In quell’epoca l’America rappresentava per gli autori del fumetto europeo l’Eldorado: i comics, Hollywood, lo swing, la vita on the road.
Comprensibile il loro desiderio di andare verso la Mecca del fumetto di allora. Yann descrive un divertente carnet di viaggio, in cui gli amati autori sono rappresentati come i protagonisti di un road movie umoristico. Non mancano camei di Victor Hubinon e altri colleghi del mitico gruppo facente capo a Le Journal de Spirou.


La narrazione va ampiamente contro l’idealizzazione che noi lettori-ammiratori ci siamo fatti di questi autori, perché ci ricorda che essi erano esseri umani, con tutto il bagaglio delle loro debolezze. Mette in evidenza, altresì, tutto il candore e l’innocenza di un periodo in cui gli autori disegnavano fumetti, considerati oggi capolavori, per il puro divertimento dei ragazzi. Purtroppo la ricostruzione di Yann, fatta anche in base a ricordi da lui ottenuti in prima persona da Franquin e Morris e da colloqui con gli eredi ha sollevato qualche problema.


Mentre la figlia di Franquin e la vedova di Morris non hanno avuto nulla da ridire, la biografia non è piaciuta ai figli di Jijé che ne avrebbero preferito una, come dire?, più canonica. Sicuramente non avranno apprezzato la rappresentazione caricaturale del proprio padre, il suo modo di vestire, la ipotetica tirchieria e, forse, la notizia della passione dell’insicuro e imbranato Franquin per la moglie di Jijé e loro madre, raffigurata con curve alla Betty Page! Secondo il loro giudizio Jijé padre non aveva nulla a che fare con questo simpatico personaggio del racconto, come chiosa Benoit Jijé (Bonux Boy): “Jijé non ha niente a che vedere con Charlie-Hebdo!”


Ma perché Yann ha messo l’accento proprio su questo viaggio? Perché l’incontro dei tre autori con l’umorismo ebreo new-yorkese ha cambiato la loro concezione sulla BD, rendendola quello che è diventata in seguito, un prodotto per adulti, la celebrata Nona Arte.
Lo stile grafico utilizzato da  Schwartz ricorda molto quello di Yves Chaland, anzi l’artista ammette di avere ripreso la figura di Jijé proprio da un omaggio in otto tavole di Chaland all’autore belga, pubblicato su Métal Hurlant n.64 (1980).

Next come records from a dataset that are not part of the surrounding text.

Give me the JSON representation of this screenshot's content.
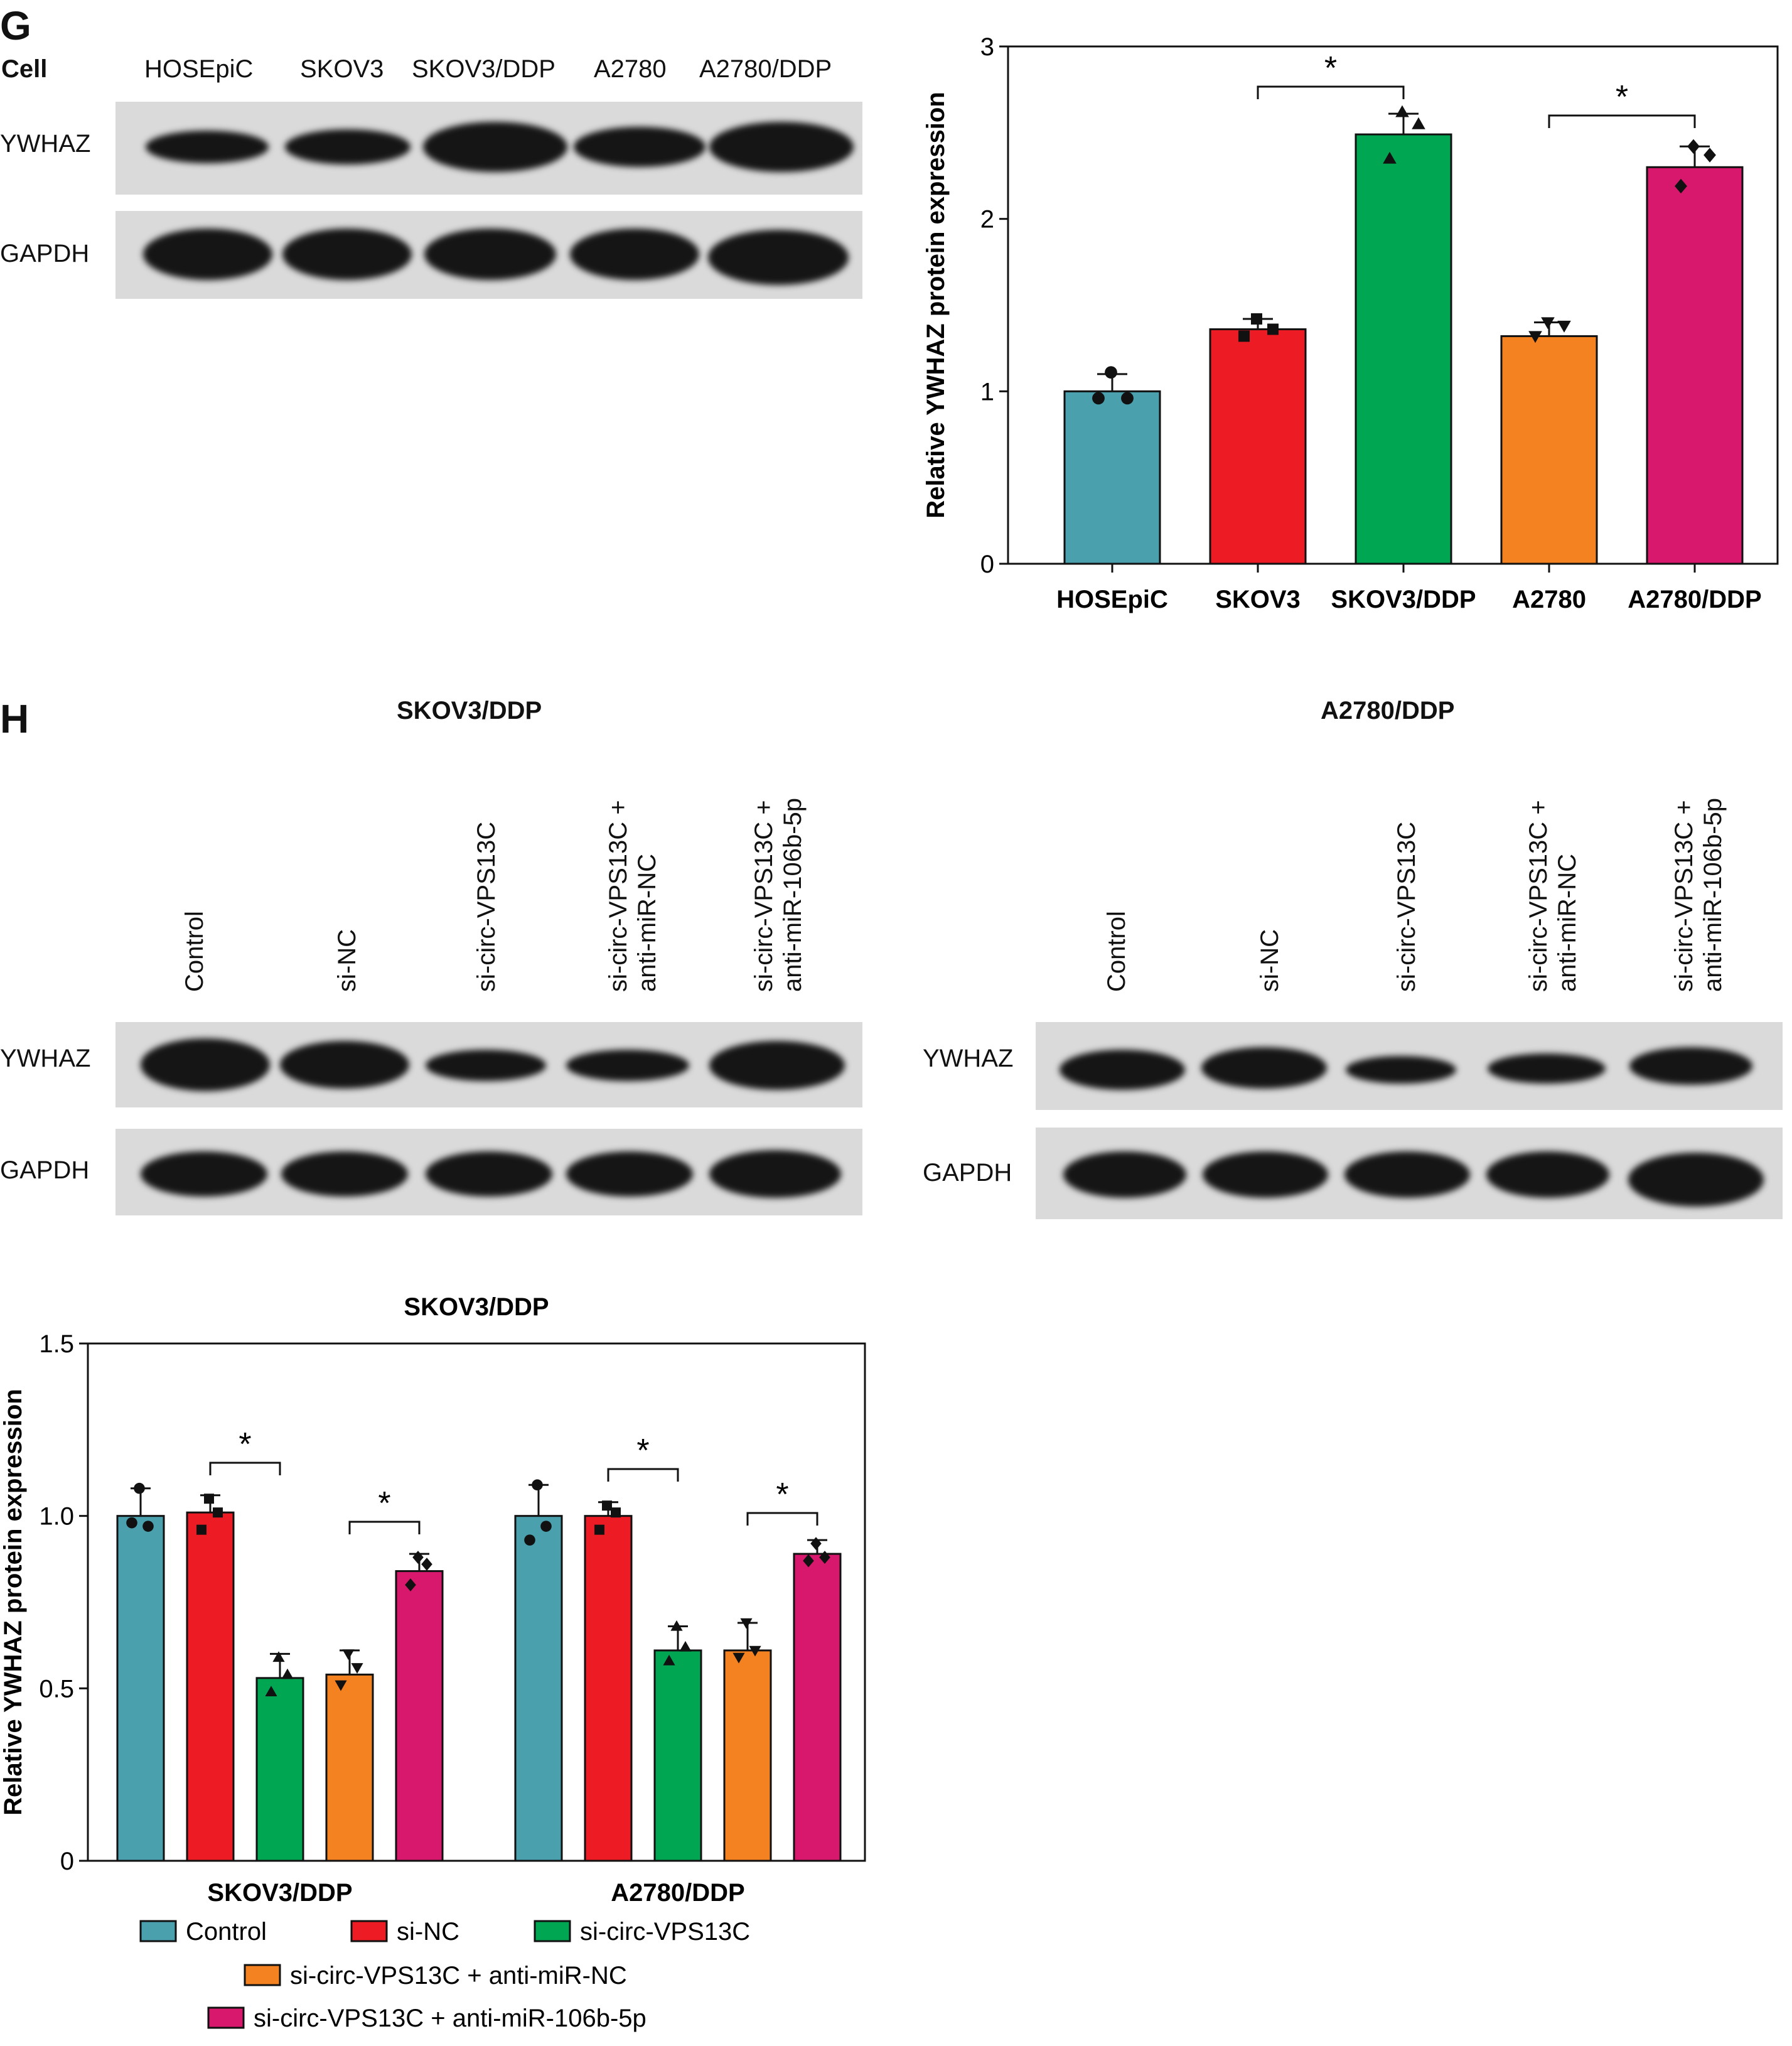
{
  "panel_g": {
    "letter": "G",
    "cell_header": "Cell",
    "lane_labels": [
      "HOSEpiC",
      "SKOV3",
      "SKOV3/DDP",
      "A2780",
      "A2780/DDP"
    ],
    "row_labels": [
      "YWHAZ",
      "GAPDH"
    ]
  },
  "panel_h": {
    "letter": "H",
    "blots": [
      {
        "title": "SKOV3/DDP",
        "lanes": [
          [
            "Control"
          ],
          [
            "si-NC"
          ],
          [
            "si-circ-VPS13C"
          ],
          [
            "si-circ-VPS13C +",
            "anti-miR-NC"
          ],
          [
            "si-circ-VPS13C +",
            "anti-miR-106b-5p"
          ]
        ],
        "row_labels": [
          "YWHAZ",
          "GAPDH"
        ]
      },
      {
        "title": "A2780/DDP",
        "lanes": [
          [
            "Control"
          ],
          [
            "si-NC"
          ],
          [
            "si-circ-VPS13C"
          ],
          [
            "si-circ-VPS13C +",
            "anti-miR-NC"
          ],
          [
            "si-circ-VPS13C +",
            "anti-miR-106b-5p"
          ]
        ],
        "row_labels": [
          "YWHAZ",
          "GAPDH"
        ]
      }
    ]
  },
  "colors": {
    "teal": "#4aa0ad",
    "red": "#ed1c24",
    "green": "#00a651",
    "orange": "#f58220",
    "magenta": "#d7186c"
  },
  "chart_data": [
    {
      "type": "bar",
      "title": "",
      "ylabel": "Relative YWHAZ protein expression",
      "xlabel": "",
      "categories": [
        "HOSEpiC",
        "SKOV3",
        "SKOV3/DDP",
        "A2780",
        "A2780/DDP"
      ],
      "values": [
        1.0,
        1.36,
        2.49,
        1.32,
        2.3
      ],
      "errors": [
        0.1,
        0.06,
        0.12,
        0.08,
        0.12
      ],
      "points": [
        [
          1.11,
          0.96,
          0.96
        ],
        [
          1.42,
          1.36,
          1.32
        ],
        [
          2.62,
          2.55,
          2.35
        ],
        [
          1.4,
          1.38,
          1.32
        ],
        [
          2.42,
          2.37,
          2.19
        ]
      ],
      "markers": [
        "circle",
        "square",
        "triangle",
        "triangle-down",
        "diamond"
      ],
      "colors": [
        "#4aa0ad",
        "#ed1c24",
        "#00a651",
        "#f58220",
        "#d7186c"
      ],
      "ylim": [
        0,
        3
      ],
      "yticks": [
        "0",
        "1",
        "2",
        "3"
      ],
      "significance": [
        {
          "from": "SKOV3",
          "to": "SKOV3/DDP",
          "label": "*"
        },
        {
          "from": "A2780",
          "to": "A2780/DDP",
          "label": "*"
        }
      ]
    },
    {
      "type": "bar",
      "title": "SKOV3/DDP",
      "ylabel": "Relative YWHAZ protein expression",
      "xlabel": "",
      "categories": [
        "SKOV3/DDP",
        "A2780/DDP"
      ],
      "series": [
        {
          "name": "Control",
          "values": [
            1.0,
            1.0
          ],
          "errors": [
            0.08,
            0.09
          ],
          "points": [
            [
              1.08,
              0.97,
              0.98
            ],
            [
              1.09,
              0.97,
              0.93
            ]
          ],
          "marker": "circle",
          "color": "#4aa0ad"
        },
        {
          "name": "si-NC",
          "values": [
            1.01,
            1.0
          ],
          "errors": [
            0.05,
            0.04
          ],
          "points": [
            [
              1.05,
              1.01,
              0.96
            ],
            [
              1.03,
              1.01,
              0.96
            ]
          ],
          "marker": "square",
          "color": "#ed1c24"
        },
        {
          "name": "si-circ-VPS13C",
          "values": [
            0.53,
            0.61
          ],
          "errors": [
            0.07,
            0.07
          ],
          "points": [
            [
              0.59,
              0.54,
              0.49
            ],
            [
              0.68,
              0.62,
              0.58
            ]
          ],
          "marker": "triangle",
          "color": "#00a651"
        },
        {
          "name": "si-circ-VPS13C + anti-miR-NC",
          "values": [
            0.54,
            0.61
          ],
          "errors": [
            0.07,
            0.08
          ],
          "points": [
            [
              0.6,
              0.56,
              0.51
            ],
            [
              0.69,
              0.61,
              0.59
            ]
          ],
          "marker": "triangle-down",
          "color": "#f58220"
        },
        {
          "name": "si-circ-VPS13C + anti-miR-106b-5p",
          "values": [
            0.84,
            0.89
          ],
          "errors": [
            0.05,
            0.04
          ],
          "points": [
            [
              0.88,
              0.86,
              0.8
            ],
            [
              0.92,
              0.88,
              0.87
            ]
          ],
          "marker": "diamond",
          "color": "#d7186c"
        }
      ],
      "ylim": [
        0,
        1.5
      ],
      "yticks": [
        "0",
        "0.5",
        "1.0",
        "1.5"
      ],
      "significance": [
        {
          "group": "SKOV3/DDP",
          "from": "si-NC",
          "to": "si-circ-VPS13C",
          "label": "*"
        },
        {
          "group": "SKOV3/DDP",
          "from": "si-circ-VPS13C + anti-miR-NC",
          "to": "si-circ-VPS13C + anti-miR-106b-5p",
          "label": "*"
        },
        {
          "group": "A2780/DDP",
          "from": "si-NC",
          "to": "si-circ-VPS13C",
          "label": "*"
        },
        {
          "group": "A2780/DDP",
          "from": "si-circ-VPS13C + anti-miR-NC",
          "to": "si-circ-VPS13C + anti-miR-106b-5p",
          "label": "*"
        }
      ],
      "legend": [
        "Control",
        "si-NC",
        "si-circ-VPS13C",
        "si-circ-VPS13C + anti-miR-NC",
        "si-circ-VPS13C + anti-miR-106b-5p"
      ],
      "legend_position": "bottom"
    }
  ]
}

La piacevole serie proseguirà in un secondo volume intitolato Crazy Belgians, in cui entrerà in scena un altro gigante della BD, René Goscinny.
Imperdibile!


1 commento:

fortunato ha detto...

Li ho letti tutti e tre (ehm, quello su Hergé l'ho letto in… inglese).

Non posso discutere della correttezza delle ricostruzioni biografiche, ma, in effetti, il terzo è decisamente il più divertente e spero che ci sarà davvero un seguito.
Al contrario, quello su Jacobs è mooooolto malinconico…

In ogni caso, sembra strano che proprio la famiglia di Jijé si sia infastidita: Jijé ha realizzato tanti "biocomics" e certamente era conscio della necessità di romanzare.